If you have an ordinary jam jar you will need to transfer the lentils to a sieve for rinsing. Once you have done that, return them to the jar.
If you are using a tiered sprouter, it is best to follow the manufacturers instructions, but generally all you need to do is spray the lentils lightly with water a few times a day.
3) Repeat rinsing twice a day until the sprouts are ready. They will begin to develop shoots after a day or so, and will be ready within about 3 days. How fast they develop will depend on how warm they are - the warmer it is, the faster they will develop. For this reason, it's best to keep them somewhere warm.
When sprouting lentils, you don't need to place them in the dark, but do keep them out of the sun. The lentils need to be moist but not waterlogged.
Red lentils do not sprout well.
Sprouting Lentils: the main points
- Use green, brown, puy or French lentils, but NOT red.
- Soak overnight.
- Rinse twice a day.
- Keep in a warm place.
- Eat raw or cooked.
The picture opposite shows red lentils after 3 days. They have only tiny shoots on a few of the lentils.
How to Prepare Sprouted Lentils
All you need to do before eating sprouted lentils is to give them a final rinse. They are delicious raw in salads or lightly fried in a stir-fry.
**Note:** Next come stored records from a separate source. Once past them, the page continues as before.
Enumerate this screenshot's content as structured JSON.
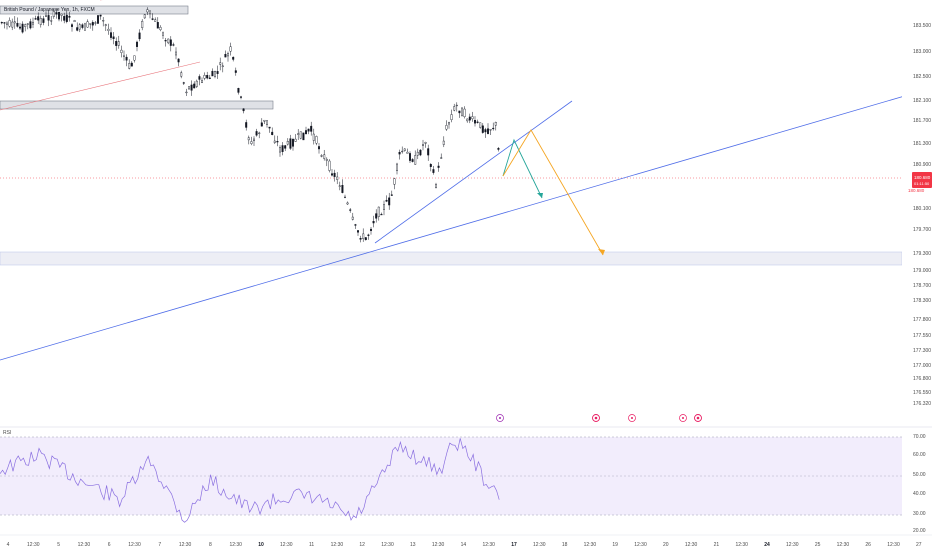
{
  "symbol": {
    "title": "British Pound / Japanese Yen, 1h, FXCM"
  },
  "price_axis": {
    "labels": [
      "183.500",
      "183.000",
      "182.500",
      "182.100",
      "181.700",
      "181.300",
      "180.900",
      "180.100",
      "179.700",
      "179.300",
      "179.000",
      "178.700",
      "178.300",
      "177.800",
      "177.550",
      "177.300",
      "177.000",
      "176.800",
      "176.550",
      "176.320"
    ],
    "current_price": "180.680",
    "current_countdown": "01:11:50",
    "current_sub": "180.680"
  },
  "rsi_panel": {
    "label": "RSI",
    "axis_labels": [
      "70.00",
      "60.00",
      "50.00",
      "40.00",
      "30.00",
      "20.00"
    ]
  },
  "time_axis": {
    "labels": [
      "4",
      "12:30",
      "5",
      "12:30",
      "6",
      "12:30",
      "7",
      "12:30",
      "8",
      "12:30",
      "10",
      "12:30",
      "11",
      "12:30",
      "12",
      "12:30",
      "13",
      "12:30",
      "14",
      "12:30",
      "17",
      "12:30",
      "18",
      "12:30",
      "19",
      "12:30",
      "20",
      "12:30",
      "21",
      "12:30",
      "24",
      "12:30",
      "25",
      "12:30",
      "26",
      "12:30",
      "27"
    ]
  },
  "event_markers": [
    "flag-event",
    "flag-event",
    "calendar-event",
    "flag-event",
    "flag-event",
    "calendar-event"
  ],
  "colors": {
    "trendline": "#4f6de8",
    "resistance_line": "#e8737a",
    "green_projection": "#26a69a",
    "orange_projection": "#f5a623",
    "zone_fill": "#d1d4dc",
    "rsi_fill": "#ede7fb",
    "rsi_line": "#8a6fe0",
    "price_tag": "#f23645"
  }
}
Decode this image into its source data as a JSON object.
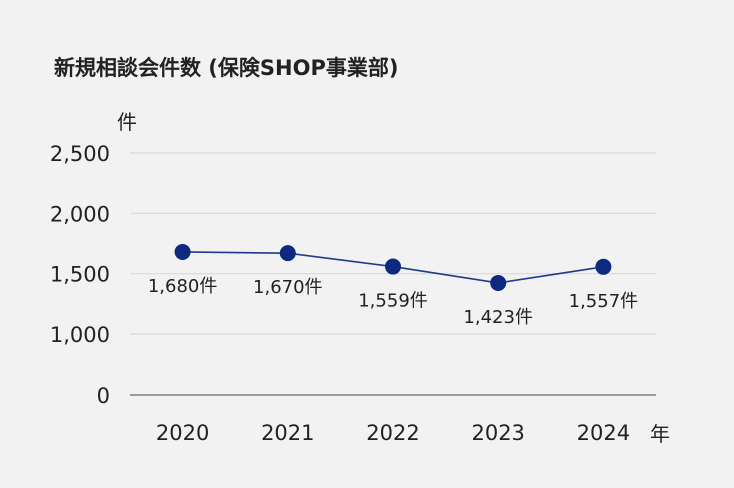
{
  "chart_data": {
    "type": "line",
    "title": "新規相談会件数 (保険SHOP事業部)",
    "ylabel": "件",
    "xlabel": "年",
    "categories": [
      "2020",
      "2021",
      "2022",
      "2023",
      "2024"
    ],
    "values": [
      1680,
      1670,
      1559,
      1423,
      1557
    ],
    "data_labels": [
      "1,680件",
      "1,670件",
      "1,559件",
      "1,423件",
      "1,557件"
    ],
    "y_ticks": [
      0,
      1000,
      1500,
      2000,
      2500
    ],
    "y_tick_labels": [
      "0",
      "1,000",
      "1,500",
      "2,000",
      "2,500"
    ],
    "ylim": [
      0,
      2500
    ],
    "y_axis_break": true,
    "grid": true,
    "legend": "none",
    "colors": {
      "line": "#1f3a8a",
      "marker": "#0d2a80",
      "grid": "#d9d9d9",
      "axis": "#808080",
      "background": "#f2f2f2"
    }
  }
}
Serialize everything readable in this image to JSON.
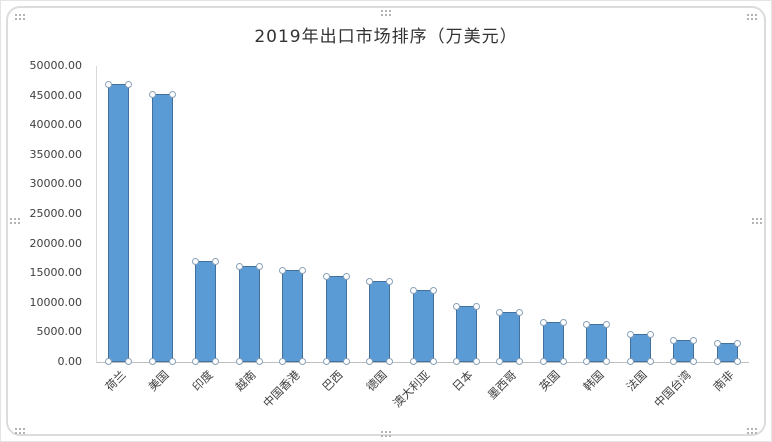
{
  "chart_data": {
    "type": "bar",
    "title": "2019年出口市场排序（万美元）",
    "categories": [
      "荷兰",
      "美国",
      "印度",
      "越南",
      "中国香港",
      "巴西",
      "德国",
      "澳大利亚",
      "日本",
      "墨西哥",
      "英国",
      "韩国",
      "法国",
      "中国台湾",
      "南非"
    ],
    "values": [
      47000,
      45200,
      17100,
      16300,
      15600,
      14500,
      13600,
      12100,
      9400,
      8500,
      6800,
      6400,
      4700,
      3700,
      3200
    ],
    "xlabel": "",
    "ylabel": "",
    "ylim": [
      0,
      50000
    ],
    "ytick_step": 5000,
    "ytick_labels": [
      "50000.00",
      "45000.00",
      "40000.00",
      "35000.00",
      "30000.00",
      "25000.00",
      "20000.00",
      "15000.00",
      "10000.00",
      "5000.00",
      "0.00"
    ],
    "grid": false,
    "legend_position": "none",
    "series_selected": true
  },
  "colors": {
    "bar_fill": "#5b9bd5",
    "bar_border": "#41719c",
    "handle_stroke": "#8aa0b8",
    "axis_line": "#bfbfbf",
    "axis_text": "#404040",
    "frame_border": "#dcdcdc"
  }
}
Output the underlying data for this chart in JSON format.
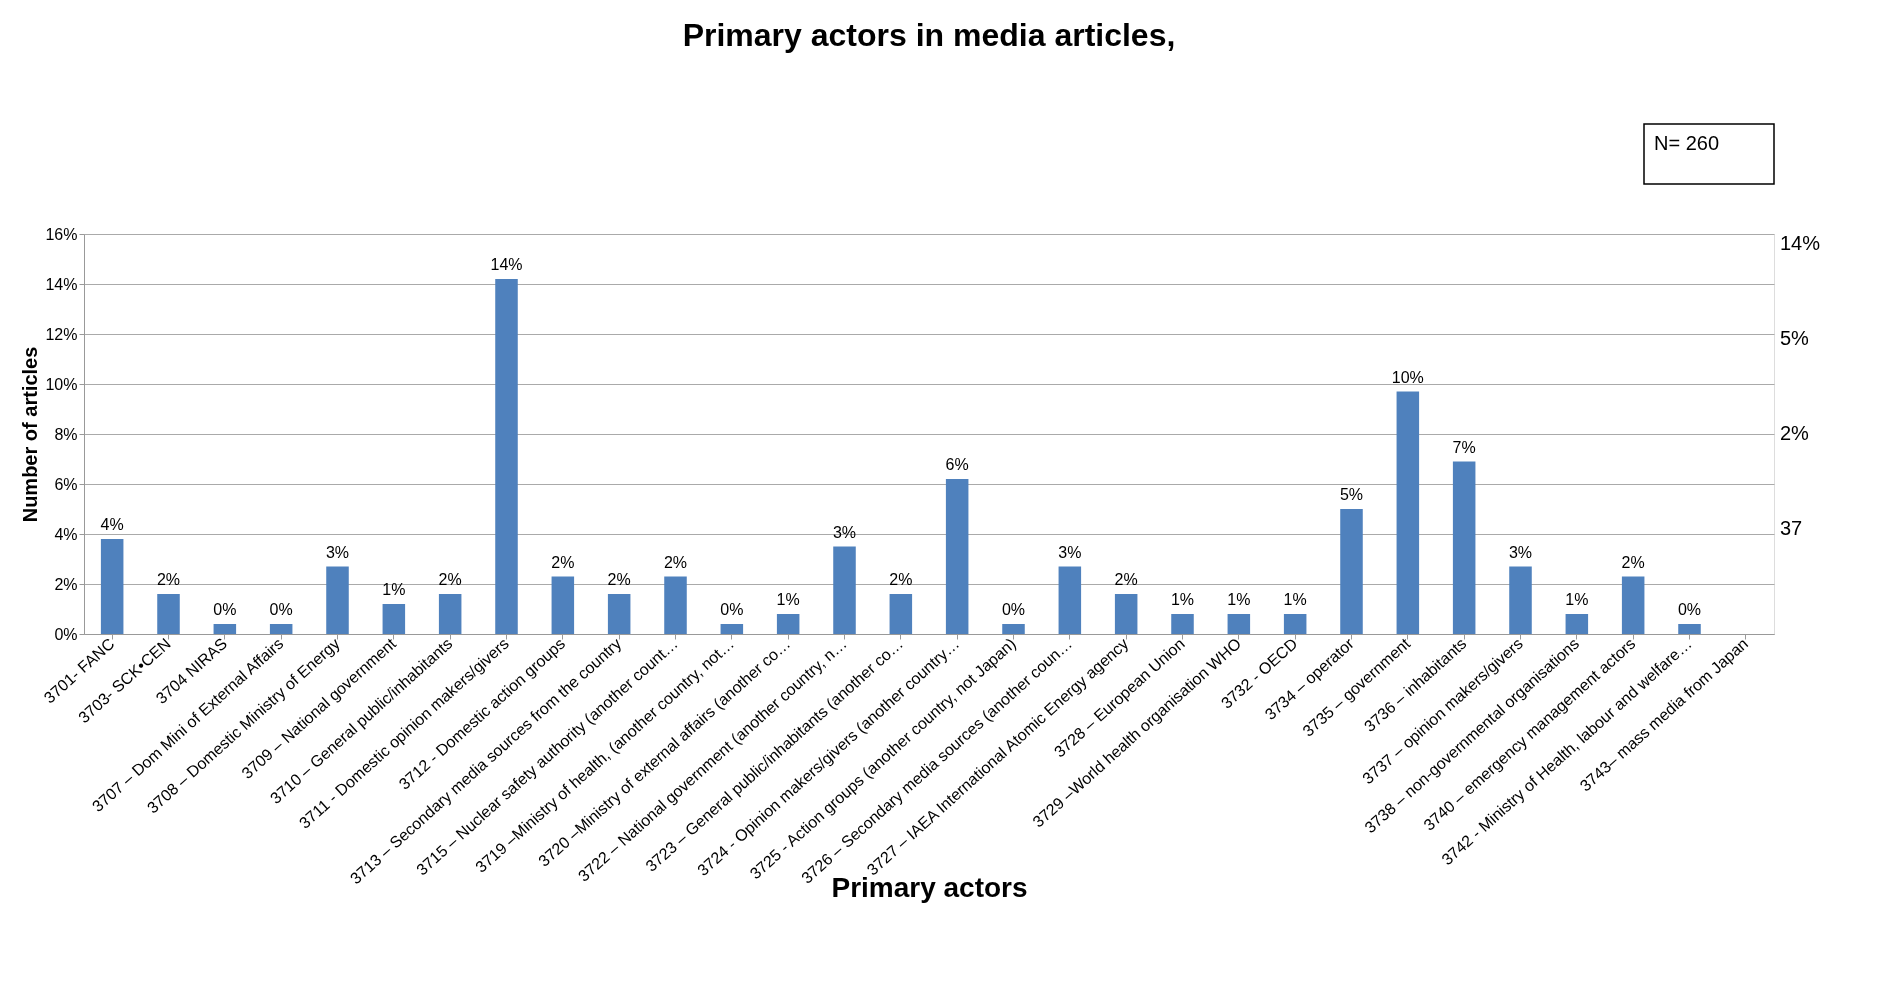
{
  "chart_data": {
    "type": "bar",
    "title": "Primary actors in media articles,",
    "xlabel": "Primary actors",
    "ylabel": "Number of articles",
    "categories": [
      "3701- FANC",
      "3703- SCK•CEN",
      "3704 NIRAS",
      "3707 – Dom Mini of External Affairs",
      "3708 – Domestic Ministry of Energy",
      "3709 – National government",
      "3710 – General public/inhabitants",
      "3711 - Domestic opinion makers/givers",
      "3712 - Domestic action groups",
      "3713 – Secondary media sources from the country",
      "3715 – Nuclear safety authority (another count…",
      "3719 –Ministry of health, (another country, not…",
      "3720 –Ministry of external affairs (another co…",
      "3722 – National government (another country, n…",
      "3723 – General public/inhabitants (another co…",
      "3724 - Opinion makers/givers (another country…",
      "3725 - Action groups (another country, not Japan)",
      "3726 – Secondary media sources (another coun…",
      "3727 – IAEA International Atomic Energy agency",
      "3728 – European Union",
      "3729 –World health organisation WHO",
      "3732 - OECD",
      "3734 – operator",
      "3735 – government",
      "3736 – inhabitants",
      "3737 – opinion makers/givers",
      "3738 – non-governmental organisations",
      "3740 – emergency management actors",
      "3742 - Ministry of Health, labour and welfare…",
      "3743– mass media from Japan"
    ],
    "series": [
      {
        "color": "#4f81bd",
        "values": [
          3.8,
          1.6,
          0.4,
          0.4,
          2.7,
          1.2,
          1.6,
          14.2,
          2.3,
          1.6,
          2.3,
          0.4,
          0.8,
          3.5,
          1.6,
          6.2,
          0.4,
          2.7,
          1.6,
          0.8,
          0.8,
          0.8,
          5.0,
          9.7,
          6.9,
          2.7,
          0.8,
          2.3,
          0.4,
          null
        ],
        "value_labels": [
          "4%",
          "2%",
          "0%",
          "0%",
          "3%",
          "1%",
          "2%",
          "14%",
          "2%",
          "2%",
          "2%",
          "0%",
          "1%",
          "3%",
          "2%",
          "6%",
          "0%",
          "3%",
          "2%",
          "1%",
          "1%",
          "1%",
          "5%",
          "10%",
          "7%",
          "3%",
          "1%",
          "2%",
          "0%",
          null
        ]
      }
    ],
    "ylim": [
      0,
      16
    ],
    "yticks": [
      {
        "value": 0,
        "label": "0%"
      },
      {
        "value": 2,
        "label": "2%"
      },
      {
        "value": 4,
        "label": "4%"
      },
      {
        "value": 6,
        "label": "6%"
      },
      {
        "value": 8,
        "label": "8%"
      },
      {
        "value": 10,
        "label": "10%"
      },
      {
        "value": 12,
        "label": "12%"
      },
      {
        "value": 14,
        "label": "14%"
      },
      {
        "value": 16,
        "label": "16%"
      }
    ],
    "grid": "y",
    "annotations": [
      "N= 260",
      "14%",
      "5%",
      "2%",
      "37"
    ]
  }
}
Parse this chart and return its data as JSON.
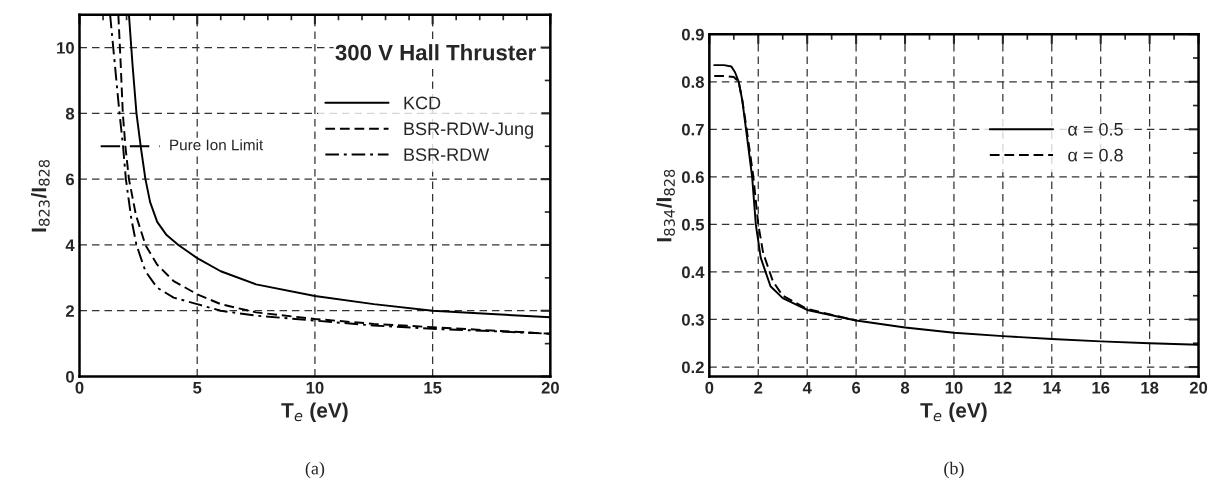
{
  "chart_data": [
    {
      "type": "line",
      "title": "300 V Hall Thruster",
      "xlabel": "T$_{e}$ (eV)",
      "ylabel": "I$_{823}$/I$_{828}$",
      "xlim": [
        0,
        20
      ],
      "xticks": [
        0,
        5,
        10,
        15,
        20
      ],
      "ylim": [
        0,
        11
      ],
      "yticks": [
        0,
        2,
        4,
        6,
        8,
        10
      ],
      "grid": true,
      "legend": "top right",
      "marker": "none",
      "series": [
        {
          "name": "KCD",
          "color": "#000000",
          "line_style": "solid",
          "x": [
            2.1,
            2.25,
            2.42,
            2.6,
            2.8,
            3.0,
            3.3,
            3.7,
            4.2,
            5,
            6,
            7.5,
            10,
            12.5,
            15,
            17.5,
            20
          ],
          "values": [
            11,
            9.5,
            8,
            7,
            6,
            5.3,
            4.7,
            4.3,
            4,
            3.6,
            3.2,
            2.8,
            2.45,
            2.2,
            2.0,
            1.9,
            1.8
          ]
        },
        {
          "name": "BSR-RDW-Jung",
          "color": "#000000",
          "line_style": "dashed",
          "x": [
            1.65,
            1.75,
            1.84,
            1.95,
            2.1,
            2.4,
            2.8,
            3.3,
            4,
            5,
            6,
            7.5,
            10,
            12.5,
            15,
            17.5,
            20
          ],
          "values": [
            11,
            9.5,
            8,
            7,
            6,
            4.9,
            4,
            3.4,
            2.9,
            2.5,
            2.2,
            1.95,
            1.75,
            1.6,
            1.5,
            1.4,
            1.3
          ]
        },
        {
          "name": "BSR-RDW",
          "color": "#000000",
          "line_style": "dashdot",
          "x": [
            1.3,
            1.5,
            1.7,
            1.85,
            1.97,
            2.2,
            2.42,
            2.8,
            3.3,
            4,
            5,
            6,
            7.5,
            10,
            12.5,
            15,
            17.5,
            20
          ],
          "values": [
            11,
            9.5,
            8,
            7,
            6,
            4.8,
            4,
            3.2,
            2.7,
            2.4,
            2.2,
            2.0,
            1.85,
            1.7,
            1.55,
            1.45,
            1.38,
            1.3
          ]
        },
        {
          "name": "Pure Ion Limit",
          "color": "#000000",
          "line_style": "longdash",
          "x": [
            0.9,
            3.4
          ],
          "values": [
            7,
            7
          ]
        }
      ],
      "annotations": [
        "(a)"
      ]
    },
    {
      "type": "line",
      "xlabel": "T$_{e}$ (eV)",
      "ylabel": "I$_{834}$/I$_{828}$",
      "xlim": [
        0,
        20
      ],
      "xticks": [
        0,
        2,
        4,
        6,
        8,
        10,
        12,
        14,
        16,
        18,
        20
      ],
      "ylim": [
        0.18,
        0.9
      ],
      "yticks": [
        0.2,
        0.3,
        0.4,
        0.5,
        0.6,
        0.7,
        0.8,
        0.9
      ],
      "grid": true,
      "legend": "right",
      "marker": "none",
      "series": [
        {
          "name": "α = 0.5",
          "color": "#000000",
          "line_style": "solid",
          "x": [
            0.2,
            0.6,
            0.9,
            1.05,
            1.2,
            1.35,
            1.5,
            1.75,
            1.9,
            2.1,
            2.5,
            3,
            4,
            6,
            8,
            10,
            12,
            14,
            16,
            18,
            20
          ],
          "values": [
            0.835,
            0.835,
            0.832,
            0.82,
            0.8,
            0.76,
            0.7,
            0.6,
            0.5,
            0.43,
            0.37,
            0.345,
            0.32,
            0.298,
            0.283,
            0.272,
            0.265,
            0.259,
            0.254,
            0.25,
            0.247
          ]
        },
        {
          "name": "α = 0.8",
          "color": "#000000",
          "line_style": "dashed",
          "x": [
            0.2,
            0.6,
            1.0,
            1.2,
            1.35,
            1.5,
            1.8,
            2.0,
            2.2,
            2.6,
            3,
            4,
            6
          ],
          "values": [
            0.812,
            0.812,
            0.81,
            0.8,
            0.76,
            0.71,
            0.6,
            0.5,
            0.44,
            0.38,
            0.35,
            0.322,
            0.298
          ]
        }
      ],
      "annotations": [
        "(b)"
      ]
    }
  ]
}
Sprouting Lentils: Trouble shooting
It is very easy to grow lentil sprouts, but if anything does go wrong, it is likely to be one of the following:
The lentils have gone moldy.
- This is because they are too wet and/or have been left too long. Once lentils are fully sprouted, transfer them to the fridge where they will keep for several days.
The lentils haven't sprouted.
- If you have followed the instructions and used only suitable types of lentil, then most likely your lentils are too old to sprout. Don't worry, you can still use them in normal cooking instead.
- Always buy lentils (or other pulses) for sprouting from a store that sells them often enough to have a good turnover, and don't use lentils you've had at the back of a cupboard for years!
- The other reason your lentils might not sprout is if they are too cold. In winter make sure you keep them in a warm place.